Township in Pennsylvania, US

Greene Township is a township in Erie County, Pennsylvania, United States. The population was 4,486 at the 2020, down from 4,706 at the 2010 census.

==Geography==
Greene Township is in east-central Erie County, 10 mi southeast of downtown Erie. According to the United States Census Bureau, the township has a total area of 97.1 km2, of which 96.8 km2 is land and 0.3 km2, or 0.32%, is water.

==Demographics==

As of the census of 2000, there were 4,768 people, 1,724 households, and 1,379 families residing in the township. The population density was 127.0 PD/sqmi. There were 1,784 housing units at an average density of 47.5 /sqmi. The racial makeup of the township was 99.18% White, 0.08% African American, 0.19% Native American, 0.06% Asian, 0.17% from other races, and 0.31% from two or more races. Hispanic or Latino of any race were 0.25% of the population.
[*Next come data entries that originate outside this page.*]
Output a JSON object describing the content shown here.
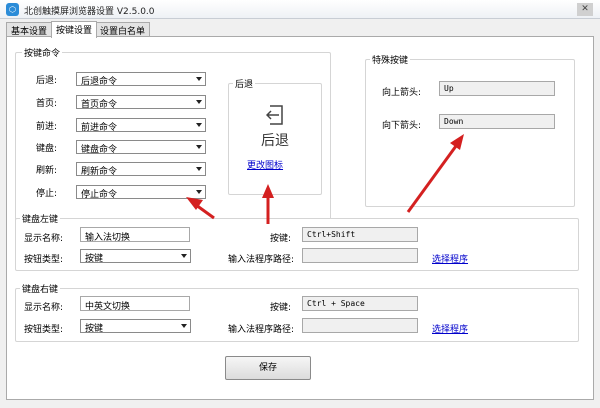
{
  "window": {
    "title": "北创触摸屏浏览器设置 V2.5.0.0",
    "icon_text": "⬡",
    "close": "✕"
  },
  "tabs": [
    {
      "label": "基本设置",
      "active": false
    },
    {
      "label": "按键设置",
      "active": true
    },
    {
      "label": "设置白名单",
      "active": false
    }
  ],
  "key_commands": {
    "title": "按键命令",
    "rows": [
      {
        "label": "后退:",
        "value": "后退命令"
      },
      {
        "label": "首页:",
        "value": "首页命令"
      },
      {
        "label": "前进:",
        "value": "前进命令"
      },
      {
        "label": "键盘:",
        "value": "键盘命令"
      },
      {
        "label": "刷新:",
        "value": "刷新命令"
      },
      {
        "label": "停止:",
        "value": "停止命令"
      }
    ]
  },
  "preview": {
    "title": "后退",
    "icon": "back-arrow-icon",
    "caption": "后退",
    "change_icon_link": "更改图标"
  },
  "special_keys": {
    "title": "特殊按键",
    "up_label": "向上箭头:",
    "up_value": "Up",
    "down_label": "向下箭头:",
    "down_value": "Down"
  },
  "keyboard_left": {
    "title": "键盘左键",
    "display_label": "显示名称:",
    "display_value": "输入法切换",
    "type_label": "按钮类型:",
    "type_value": "按键",
    "key_label": "按键:",
    "key_value": "Ctrl+Shift",
    "path_label": "输入法程序路径:",
    "path_value": "",
    "select_link": "选择程序"
  },
  "keyboard_right": {
    "title": "键盘右键",
    "display_label": "显示名称:",
    "display_value": "中英文切换",
    "type_label": "按钮类型:",
    "type_value": "按键",
    "key_label": "按键:",
    "key_value": "Ctrl + Space",
    "path_label": "输入法程序路径:",
    "path_value": "",
    "select_link": "选择程序"
  },
  "footer": {
    "save_label": "保存"
  },
  "colors": {
    "annotation_arrow": "#d42020",
    "link": "#0000cc"
  }
}
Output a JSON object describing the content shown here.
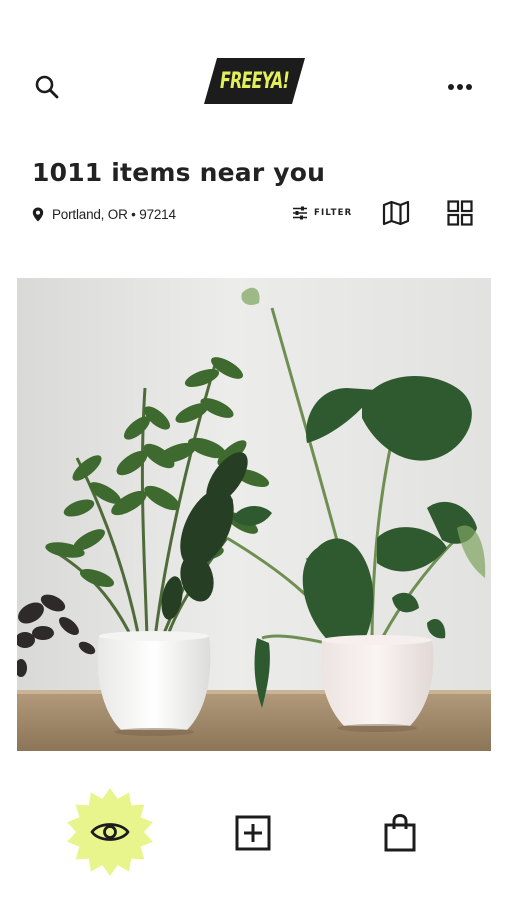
{
  "app": {
    "logo_text": "FREEYA!",
    "logo_bg": "#1c1c1c",
    "logo_fg": "#e3ef5a",
    "accent": "#e8f58c"
  },
  "header": {
    "search_icon": "search-icon",
    "more_icon": "more-horizontal-icon"
  },
  "listing": {
    "title": "1011 items near you",
    "location": "Portland, OR • 97214",
    "filter_label": "FILTER",
    "map_icon": "map-icon",
    "grid_icon": "grid-icon"
  },
  "item": {
    "image_icon": "potted-plants-photo"
  },
  "bottom_nav": {
    "items": [
      {
        "icon": "eye-icon",
        "active": true
      },
      {
        "icon": "plus-square-icon",
        "active": false
      },
      {
        "icon": "shopping-bag-icon",
        "active": false
      }
    ]
  }
}
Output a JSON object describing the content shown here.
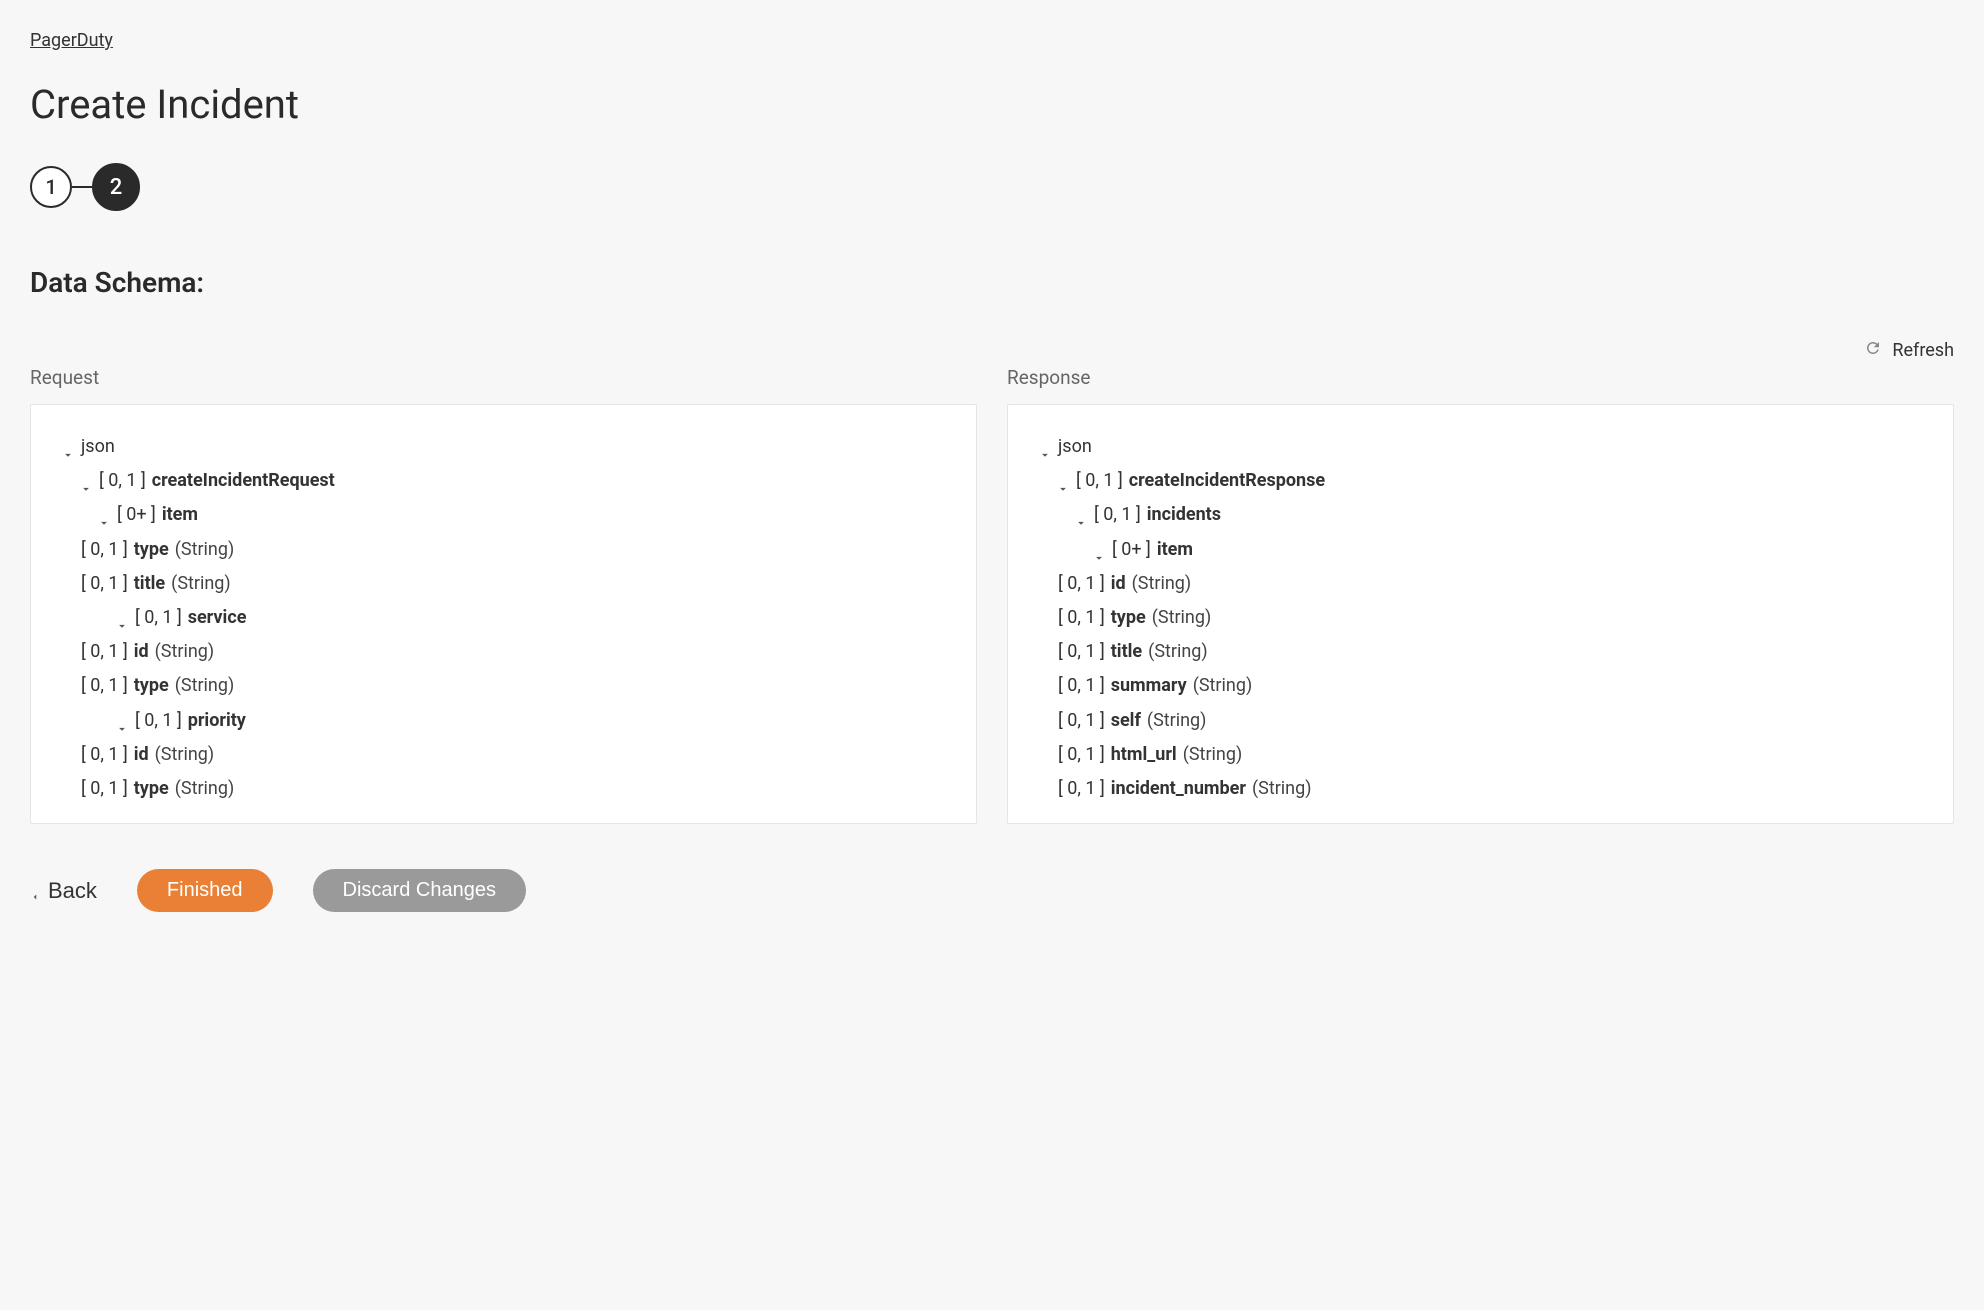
{
  "breadcrumb": "PagerDuty",
  "pageTitle": "Create Incident",
  "stepper": {
    "step1": "1",
    "step2": "2"
  },
  "sectionTitle": "Data Schema:",
  "refresh": "Refresh",
  "request": {
    "header": "Request",
    "root": "json",
    "nodes": {
      "create": {
        "range": "[ 0, 1 ]",
        "name": "createIncidentRequest"
      },
      "item": {
        "range": "[ 0+ ]",
        "name": "item"
      },
      "type": {
        "range": "[ 0, 1 ]",
        "name": "type",
        "dtype": "(String)"
      },
      "title": {
        "range": "[ 0, 1 ]",
        "name": "title",
        "dtype": "(String)"
      },
      "service": {
        "range": "[ 0, 1 ]",
        "name": "service"
      },
      "svcId": {
        "range": "[ 0, 1 ]",
        "name": "id",
        "dtype": "(String)"
      },
      "svcType": {
        "range": "[ 0, 1 ]",
        "name": "type",
        "dtype": "(String)"
      },
      "priority": {
        "range": "[ 0, 1 ]",
        "name": "priority"
      },
      "prId": {
        "range": "[ 0, 1 ]",
        "name": "id",
        "dtype": "(String)"
      },
      "prType": {
        "range": "[ 0, 1 ]",
        "name": "type",
        "dtype": "(String)"
      }
    }
  },
  "response": {
    "header": "Response",
    "root": "json",
    "nodes": {
      "create": {
        "range": "[ 0, 1 ]",
        "name": "createIncidentResponse"
      },
      "incidents": {
        "range": "[ 0, 1 ]",
        "name": "incidents"
      },
      "item": {
        "range": "[ 0+ ]",
        "name": "item"
      },
      "id": {
        "range": "[ 0, 1 ]",
        "name": "id",
        "dtype": "(String)"
      },
      "type": {
        "range": "[ 0, 1 ]",
        "name": "type",
        "dtype": "(String)"
      },
      "title": {
        "range": "[ 0, 1 ]",
        "name": "title",
        "dtype": "(String)"
      },
      "summary": {
        "range": "[ 0, 1 ]",
        "name": "summary",
        "dtype": "(String)"
      },
      "self": {
        "range": "[ 0, 1 ]",
        "name": "self",
        "dtype": "(String)"
      },
      "htmlUrl": {
        "range": "[ 0, 1 ]",
        "name": "html_url",
        "dtype": "(String)"
      },
      "incNum": {
        "range": "[ 0, 1 ]",
        "name": "incident_number",
        "dtype": "(String)"
      }
    }
  },
  "footer": {
    "back": "Back",
    "finished": "Finished",
    "discard": "Discard Changes"
  }
}
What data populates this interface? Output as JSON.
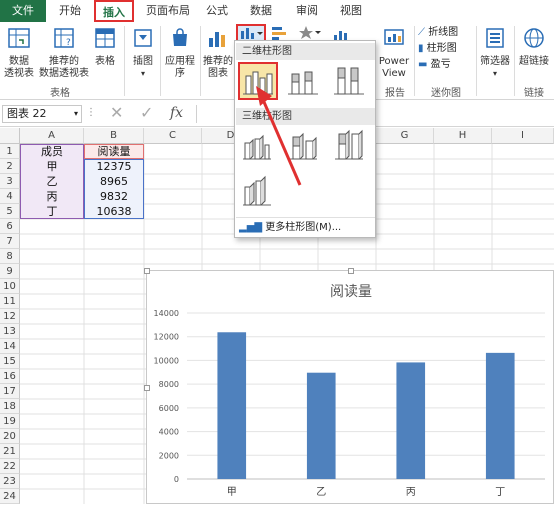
{
  "tabs": [
    "文件",
    "开始",
    "插入",
    "页面布局",
    "公式",
    "数据",
    "审阅",
    "视图"
  ],
  "ribbon": {
    "pivot_label_1": "数据",
    "pivot_label_2": "透视表",
    "rec_pivot_label_1": "推荐的",
    "rec_pivot_label_2": "数据透视表",
    "table_label": "表格",
    "illus_label": "插图",
    "apps_label_1": "应用程",
    "apps_label_2": "序",
    "rec_chart_label_1": "推荐的",
    "rec_chart_label_2": "图表",
    "powerview_1": "Power",
    "powerview_2": "View",
    "sparkline_line": "折线图",
    "sparkline_col": "柱形图",
    "sparkline_wl": "盈亏",
    "filter_label": "筛选器",
    "hyperlink_label": "超链接",
    "group_tables": "表格",
    "group_report": "报告",
    "group_sparklines": "迷你图",
    "group_links": "链接"
  },
  "formula_bar": {
    "name_box": "图表 22",
    "fx": "fx"
  },
  "columns": [
    "A",
    "B",
    "C",
    "D",
    "E",
    "F",
    "G",
    "H",
    "I"
  ],
  "rows": [
    "1",
    "2",
    "3",
    "4",
    "5",
    "6",
    "7",
    "8",
    "9",
    "10",
    "11",
    "12",
    "13",
    "14",
    "15",
    "16",
    "17",
    "18",
    "19",
    "20",
    "21",
    "22",
    "23",
    "24"
  ],
  "table": {
    "header": [
      "成员",
      "阅读量"
    ],
    "data": [
      [
        "甲",
        "12375"
      ],
      [
        "乙",
        "8965"
      ],
      [
        "丙",
        "9832"
      ],
      [
        "丁",
        "10638"
      ]
    ]
  },
  "dropdown": {
    "section_2d": "二维柱形图",
    "section_3d": "三维柱形图",
    "more_link": "更多柱形图(M)..."
  },
  "chart_data": {
    "type": "bar",
    "title": "阅读量",
    "categories": [
      "甲",
      "乙",
      "丙",
      "丁"
    ],
    "values": [
      12375,
      8965,
      9832,
      10638
    ],
    "ylim": [
      0,
      14000
    ],
    "yticks": [
      "0",
      "2000",
      "4000",
      "6000",
      "8000",
      "10000",
      "12000",
      "14000"
    ],
    "grid": true,
    "bar_color": "#4f81bd"
  },
  "colors": {
    "accent": "#217346",
    "highlight": "#e03030",
    "bar": "#4f81bd"
  }
}
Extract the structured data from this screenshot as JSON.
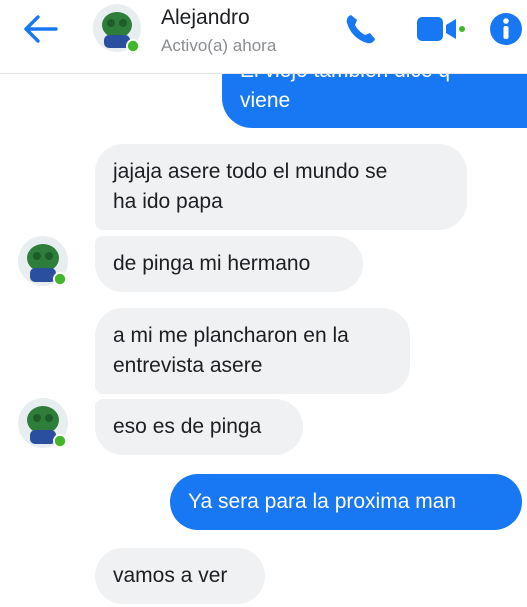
{
  "header": {
    "contact_name": "Alejandro",
    "status": "Activo(a) ahora"
  },
  "messages": {
    "m0": {
      "lines": [
        "El viejo también dice q",
        "viene"
      ]
    },
    "m1": {
      "lines": [
        "jajaja asere todo el mundo se",
        "ha ido papa"
      ]
    },
    "m2": {
      "lines": [
        "de pinga mi hermano"
      ]
    },
    "m3": {
      "lines": [
        "a mi me plancharon en la",
        "entrevista asere"
      ]
    },
    "m4": {
      "lines": [
        "eso es de pinga"
      ]
    },
    "m5": {
      "lines": [
        "Ya sera para la proxima man"
      ]
    },
    "m6": {
      "lines": [
        "vamos a ver"
      ]
    }
  },
  "colors": {
    "accent": "#1877f2",
    "incoming_bubble": "#f0f1f3",
    "online_dot": "#42b72a"
  },
  "icons": [
    "back-arrow-icon",
    "phone-icon",
    "video-camera-icon",
    "info-icon"
  ]
}
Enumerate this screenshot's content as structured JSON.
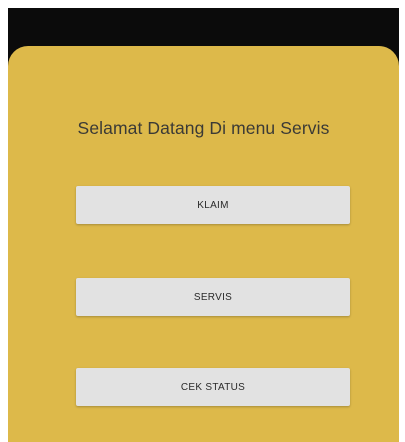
{
  "menu": {
    "title": "Selamat Datang Di menu Servis",
    "buttons": {
      "klaim": "KLAIM",
      "servis": "SERVIS",
      "cek_status": "CEK STATUS"
    }
  },
  "colors": {
    "status_bar": "#0b0b0b",
    "panel_background": "#ddb94a",
    "button_background": "#e2e2e2",
    "title_text": "#3b3a36"
  }
}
There were 1,724 households, out of which 33.8% had children under the age of 18 living with them, 68.7% were married couples living together, 7.7% had a female householder with no husband present, and 20.0% were non-families. 16.8% of all households were made up of individuals, and 6.6% had someone living alone who was 65 years of age or older. The average household size was 2.76 and the average family size was 3.10.

In the township the population was spread out, with 25.4% under the age of 18, 6.9% from 18 to 24, 27.1% from 25 to 44, 28.0% from 45 to 64, and 12.7% who were 65 years of age or older. The median age was 40 years. For every 100 females there were 103.6 males. For every 100 females age 18 and over, there were 103.1 males.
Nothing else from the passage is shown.